Credit Suisse heads of prime brokerage to exit in Archegos fallout

The two heads of Credit Suisse’s prime brokerage business are to leave just weeks after the bank reported at least $4.7bn of losses related to the family office Archegos Capital.

John Dabbs and Ryan Nelson have stepped down from leading the unit, which offers specialised services to hedge funds, according to a staff memo seen by the Financial Times.

They are the latest in growing list of senior and mid-level executive departures as the bank reels from twin crises involving Archegos Capital and supply-chain finance company Greensill Capital.

The Swiss lender has previously announced the departures of Brian Chin, its head of investment banking, and Lara Warner, its chief risk and compliance officer.

Credit Suisse was one of several global banks hit when their client, Archegos — a family office run by former hedge fund manager Bill Hwang — unravelled last month. Some banks including Goldman Sachs escaped relatively unscathed, while Credit Suisse nursed its heaviest trading losses for at least a decade.

The memo announcing the new departures was sent on Monday by Anthony Abenante, who took over temporarily as head of equities sales and trading this month. Dabbs, who is based in New York, and Nelson, who is based in London, will step down immediately but assist the team to ensure an orderly transition until mid-May, it said. The departures were first reported by the Wall Street Journal.

Abenante added that Roger Anerella had been appointed interim head of prime services, while, Doug Crofton was named head of Americas cash and Stuart McGuire filled a similar role in Europe.

Credit Suisse is due to publish its first-quarter results on April 22 and has already indicated it will report a $960m loss because of the Archegos debacle. The FT last week reported staff bonuses have been cut by hundreds of millions of dollars.

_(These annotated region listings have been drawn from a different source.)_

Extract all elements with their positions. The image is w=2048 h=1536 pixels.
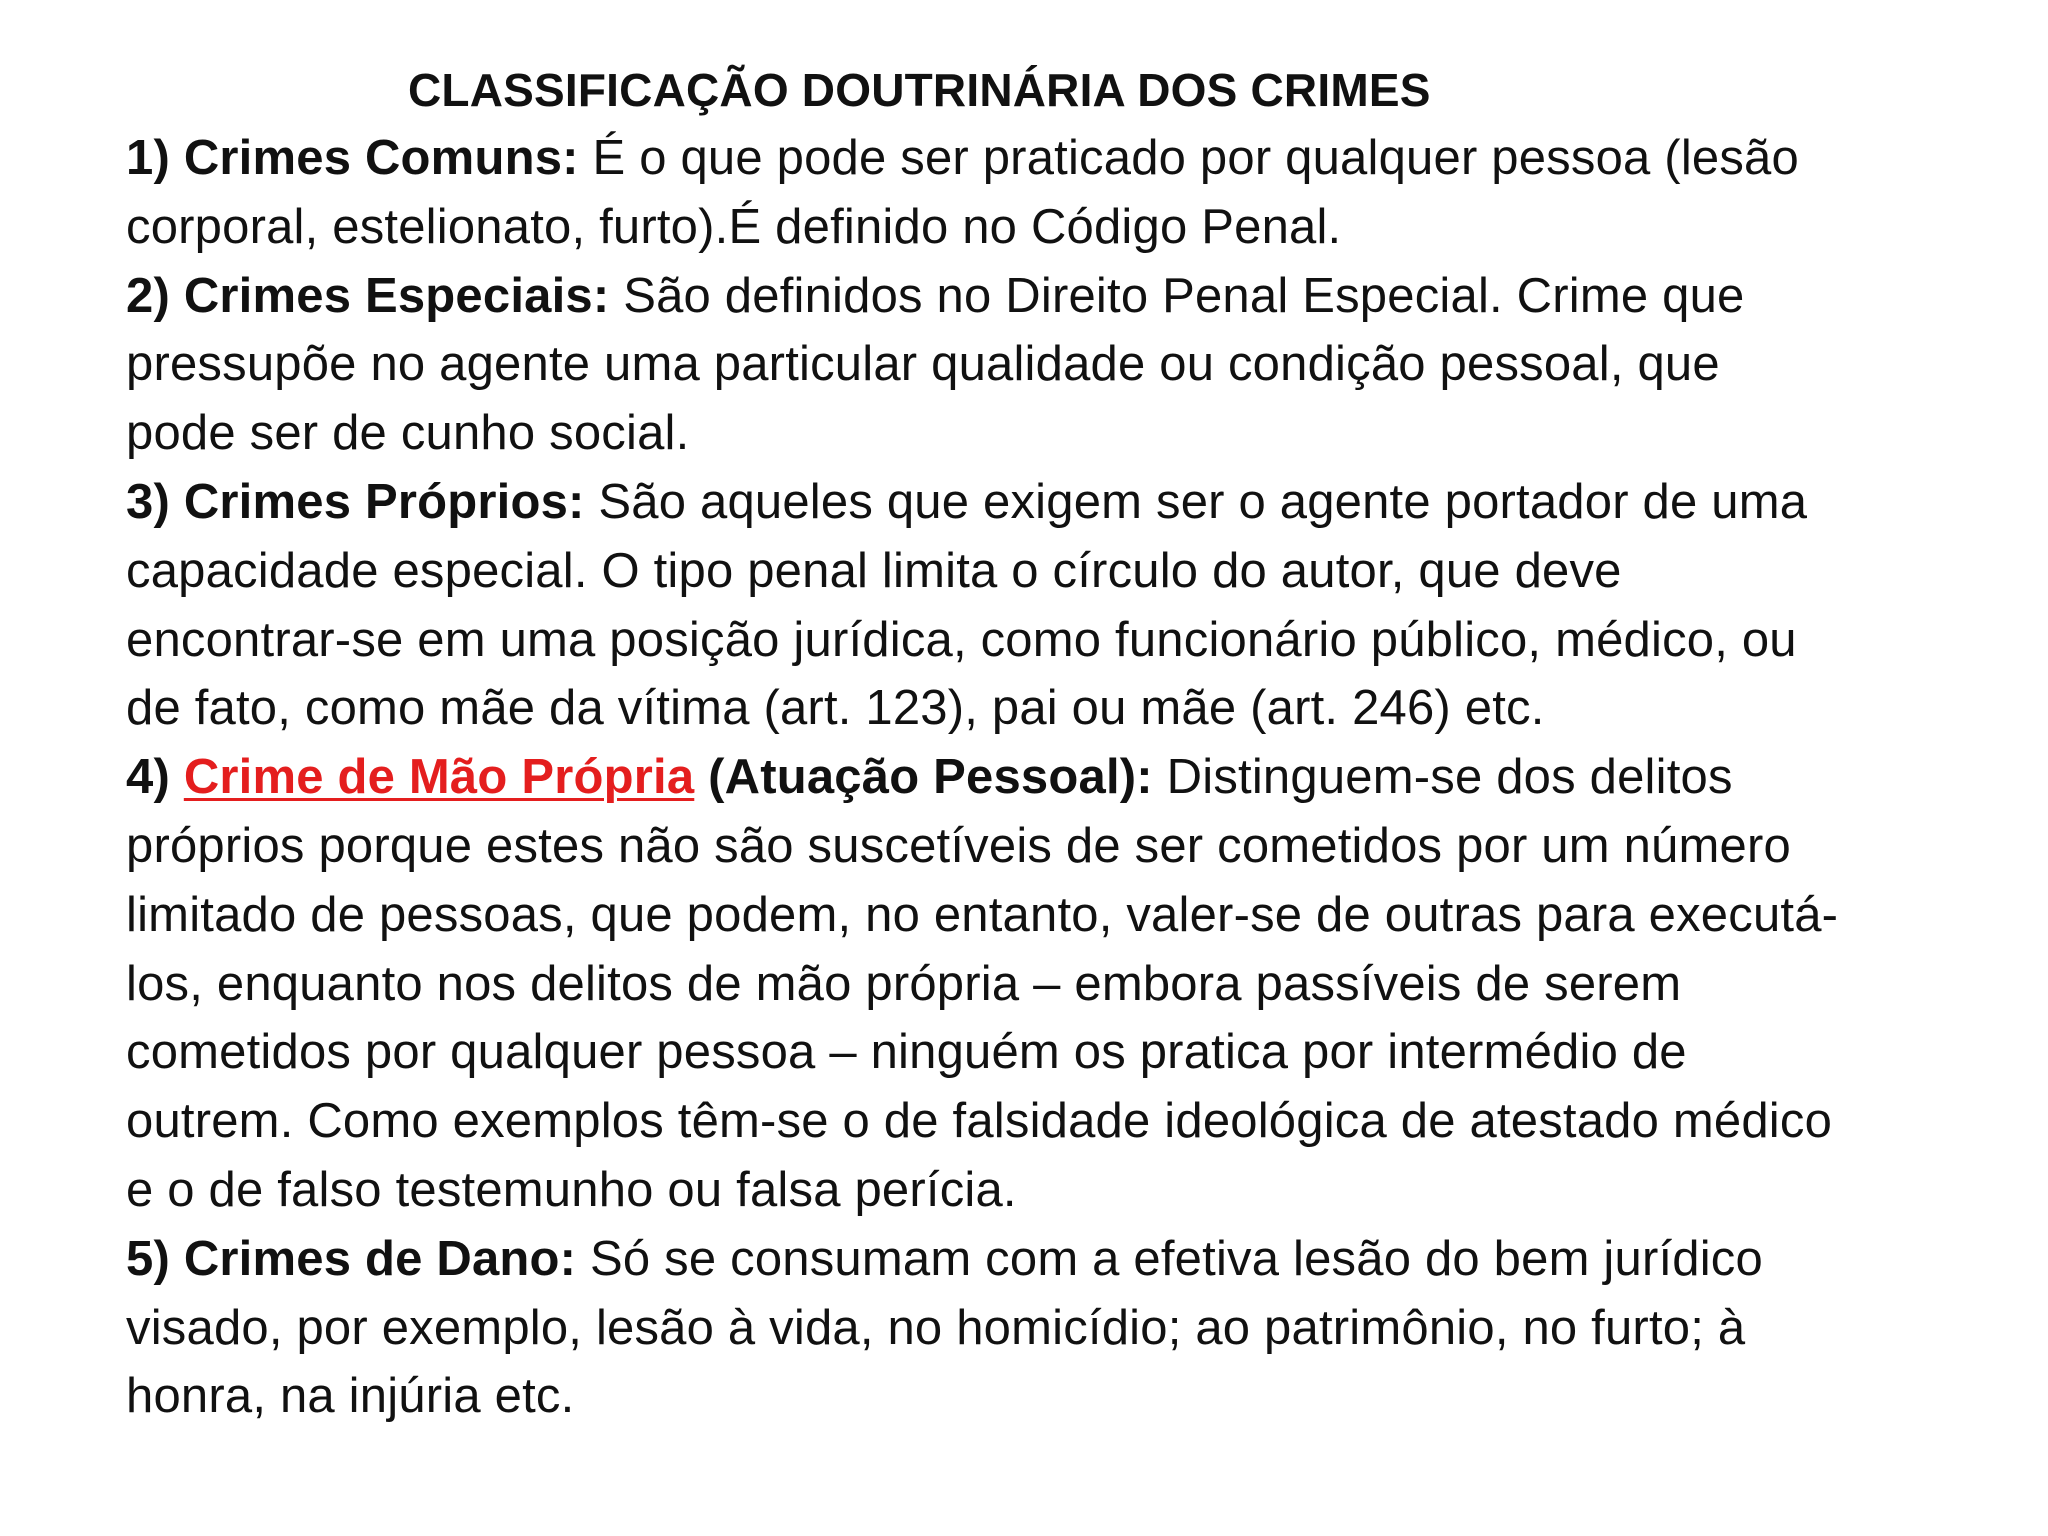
item-text: Só se consumam com a efetiva lesão do bem jurídico <box>576 1231 1763 1286</box>
item-heading: Crimes Próprios: <box>183 474 585 529</box>
item-crime-mao-propria <box>126 743 1956 1225</box>
item-line <box>126 1225 1956 1294</box>
item-text: corporal, estelionato, furto).É definido no Código Penal. <box>126 199 1342 254</box>
crime-mao-propria-link[interactable]: Crime de Mão Própria <box>183 750 695 805</box>
item-heading: Crimes de Dano: <box>183 1231 577 1286</box>
item-text: los, enquanto nos delitos de mão própria – embora passíveis de serem <box>126 956 1682 1011</box>
slide-title: CLASSIFICAÇÃO DOUTRINÁRIA DOS CRIMES <box>408 64 1431 116</box>
item-text: Distinguem-se dos delitos <box>1152 750 1733 805</box>
item-text: outrem. Como exemplos têm-se o de falsidade ideológica de atestado médico <box>126 1094 1833 1149</box>
item-line <box>126 262 1956 331</box>
item-crimes-proprios <box>126 468 1956 743</box>
slide-body <box>126 124 1956 1431</box>
item-number: 4) <box>126 750 170 805</box>
item-heading: (Atuação Pessoal): <box>694 750 1153 805</box>
item-number: 5) <box>126 1231 170 1286</box>
item-number: 3) <box>126 474 170 529</box>
item-text: limitado de pessoas, que podem, no entanto, valer-se de outras para executá- <box>126 887 1839 942</box>
item-text: próprios porque estes não são suscetíveis de ser cometidos por um número <box>126 818 1791 873</box>
item-text: São definidos no Direito Penal Especial. Crime que <box>609 268 1745 323</box>
item-text: visado, por exemplo, lesão à vida, no homicídio; ao patrimônio, no furto; à <box>126 1300 1746 1355</box>
item-line <box>126 743 1956 812</box>
item-text: encontrar-se em uma posição jurídica, como funcionário público, médico, ou <box>126 612 1797 667</box>
item-crimes-especiais <box>126 262 1956 468</box>
item-text: capacidade especial. O tipo penal limita o círculo do autor, que deve <box>126 543 1622 598</box>
item-crimes-comuns <box>126 124 1956 262</box>
item-text: pode ser de cunho social. <box>126 406 690 461</box>
item-text: É o que pode ser praticado por qualquer pessoa (lesão <box>578 131 1799 185</box>
item-text: São aqueles que exigem ser o agente portador de uma <box>584 474 1808 529</box>
item-line <box>126 124 1956 193</box>
item-heading: Crimes Especiais: <box>183 268 610 323</box>
item-text: e o de falso testemunho ou falsa perícia. <box>126 1162 1017 1217</box>
item-text: pressupõe no agente uma particular qualidade ou condição pessoal, que <box>126 337 1720 392</box>
item-heading: Crimes Comuns: <box>183 131 579 185</box>
item-text: de fato, como mãe da vítima (art. 123), pai ou mãe (art. 246) etc. <box>126 681 1545 736</box>
item-line <box>126 468 1956 537</box>
item-text: honra, na injúria etc. <box>126 1369 575 1424</box>
item-number: 2) <box>126 268 170 323</box>
item-crimes-de-dano <box>126 1225 1956 1431</box>
item-text: cometidos por qualquer pessoa – ninguém os pratica por intermédio de <box>126 1025 1687 1080</box>
item-number: 1) <box>126 131 170 185</box>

The Archegos losses followed the suspension last month of supply-chain finance funds linked to Greensill that Credit Suisse offered to its clients. The Swiss bank has calculated its clients could lose up to $3bn from the funds, which the bank froze at the start of March.

Both episodes have raised questions over the risk management processes within the bank.

Christian Meissner, Credit Suisse’s co-head of international wealth management investment banking advisory, will replace Chin on May 1. Warner, who left on April 6, was replaced by Joachim Oechslin as interim chief risk officer and Thomas Grotzer as interim global head of compliance.